1.14 Disassemble the (3-Piece) fuel filler cap. This is the common filler cap with a panhead screw in the center. Reinstall the cap on your tank and tighten it down as much as you can with your fingers.
Note that there is a gap between the top of the cap and the bottom of the screw. Spray this junction with penetrating fluid and wipe away the excess. Allow it to sit for a few minutes.
Locate the flat tip screwdriver that best fits the center screw in your filler cap. Place the blade in the slot, aligning the screwdriver squarely down on the center screw. Apply firm downward pressure and attempt to turn the screw counterclockwise. If it comes free, remove it and set it aside.
If it seems to slip as you turn the screw, the fuel filler cap is not tight enough. Re-tighten the cap with your fingers and try turning the screw again. You can also tap lightly on the handle of your screwdriver with a wrench or small hammer a few times.
If the screw will not come out after hand-tightening three or four times, you will need to use pliers. Wrap a rag around the filler cap and gently approach it with slip-joint pliers. Be very careful and don’t scratch the tank as the jaws turn. Be gentle on the squeeze but don’t allow them to slip either.
Once you finally have the screw out, loosen the filler cap and remove it. You should find the insert still sitting on your tank. Pull it off and set it aside.
1.16 Remove the air stem. With the pump removed from the tank you can see the air stem down inside the pump cylinder. Use needle-nose pliers to turn it counter-clockwise until loose (Figure 23). Use your fingers to continue turning, then remove. Set the air stem aside.
Figure 23 |
1.17 Test and/or remove the check valve. As I stated previously, you do not want to remove the check valve unless you need to. If you were able to test it earlier and know that it is good, you are done.

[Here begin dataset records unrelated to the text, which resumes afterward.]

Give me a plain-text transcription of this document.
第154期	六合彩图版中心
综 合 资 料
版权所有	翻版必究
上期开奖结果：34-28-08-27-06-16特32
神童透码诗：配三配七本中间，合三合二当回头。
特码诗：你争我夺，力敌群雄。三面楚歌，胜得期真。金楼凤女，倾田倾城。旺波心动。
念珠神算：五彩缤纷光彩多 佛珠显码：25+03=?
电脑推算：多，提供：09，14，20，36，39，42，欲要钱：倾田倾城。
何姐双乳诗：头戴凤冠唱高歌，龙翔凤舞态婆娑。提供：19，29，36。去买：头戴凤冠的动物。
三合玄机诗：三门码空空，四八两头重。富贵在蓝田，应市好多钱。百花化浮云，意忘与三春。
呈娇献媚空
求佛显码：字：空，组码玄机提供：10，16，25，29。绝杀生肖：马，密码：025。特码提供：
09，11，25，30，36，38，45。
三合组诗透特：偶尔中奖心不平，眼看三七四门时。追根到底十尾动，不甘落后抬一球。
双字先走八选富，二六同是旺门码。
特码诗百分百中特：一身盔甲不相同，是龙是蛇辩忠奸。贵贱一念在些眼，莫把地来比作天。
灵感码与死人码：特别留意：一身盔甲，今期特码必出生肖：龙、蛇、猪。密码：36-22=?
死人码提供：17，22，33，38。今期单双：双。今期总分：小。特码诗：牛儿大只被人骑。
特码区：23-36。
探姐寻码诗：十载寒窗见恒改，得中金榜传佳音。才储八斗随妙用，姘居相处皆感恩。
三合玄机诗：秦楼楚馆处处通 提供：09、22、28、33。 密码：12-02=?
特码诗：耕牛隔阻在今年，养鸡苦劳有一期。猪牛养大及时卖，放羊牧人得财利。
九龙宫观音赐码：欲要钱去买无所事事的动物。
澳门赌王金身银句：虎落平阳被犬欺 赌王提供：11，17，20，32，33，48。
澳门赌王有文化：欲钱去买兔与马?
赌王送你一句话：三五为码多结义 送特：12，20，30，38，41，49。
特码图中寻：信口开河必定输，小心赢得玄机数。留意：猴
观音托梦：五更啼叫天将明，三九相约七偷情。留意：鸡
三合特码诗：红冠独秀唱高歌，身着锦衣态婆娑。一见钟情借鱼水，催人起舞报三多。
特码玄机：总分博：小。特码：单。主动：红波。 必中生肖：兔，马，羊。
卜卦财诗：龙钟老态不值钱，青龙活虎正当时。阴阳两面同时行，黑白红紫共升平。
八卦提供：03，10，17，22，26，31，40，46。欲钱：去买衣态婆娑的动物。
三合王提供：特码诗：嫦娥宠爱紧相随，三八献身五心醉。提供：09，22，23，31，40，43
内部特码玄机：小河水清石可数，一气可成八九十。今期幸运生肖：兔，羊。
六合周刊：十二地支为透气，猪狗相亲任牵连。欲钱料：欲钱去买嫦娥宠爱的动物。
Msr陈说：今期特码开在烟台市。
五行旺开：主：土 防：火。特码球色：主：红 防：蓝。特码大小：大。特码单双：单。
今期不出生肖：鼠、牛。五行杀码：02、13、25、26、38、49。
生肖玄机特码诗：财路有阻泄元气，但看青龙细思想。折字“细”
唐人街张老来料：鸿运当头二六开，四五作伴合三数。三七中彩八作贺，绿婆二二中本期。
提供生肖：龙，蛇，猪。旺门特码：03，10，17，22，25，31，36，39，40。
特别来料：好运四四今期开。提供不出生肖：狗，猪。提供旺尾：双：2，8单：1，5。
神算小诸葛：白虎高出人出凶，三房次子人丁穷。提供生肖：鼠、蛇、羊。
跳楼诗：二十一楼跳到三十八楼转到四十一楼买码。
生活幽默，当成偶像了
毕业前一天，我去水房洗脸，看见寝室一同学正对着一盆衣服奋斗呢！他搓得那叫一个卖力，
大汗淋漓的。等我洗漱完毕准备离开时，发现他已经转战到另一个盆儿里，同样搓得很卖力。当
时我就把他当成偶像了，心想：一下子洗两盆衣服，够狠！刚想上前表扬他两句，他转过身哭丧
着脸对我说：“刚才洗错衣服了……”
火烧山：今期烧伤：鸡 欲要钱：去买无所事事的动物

If you were unable to test it, you can do a simple test now. Clean the outside of the pump cylinder well, the place your mouth around it (yuk!). Blow into the tank, then try to pull air out of it. If you can't pull air out, the check valve is probably working just fine. You will be testing it again during re-assembly so if you have a problem you can deal with it then.
The location of the check valve is shown in Figure 24. If you need to remove it please visit the page on how to do this.
Figure 24 |
Congratulations! You’ve finished tearing apart your stove!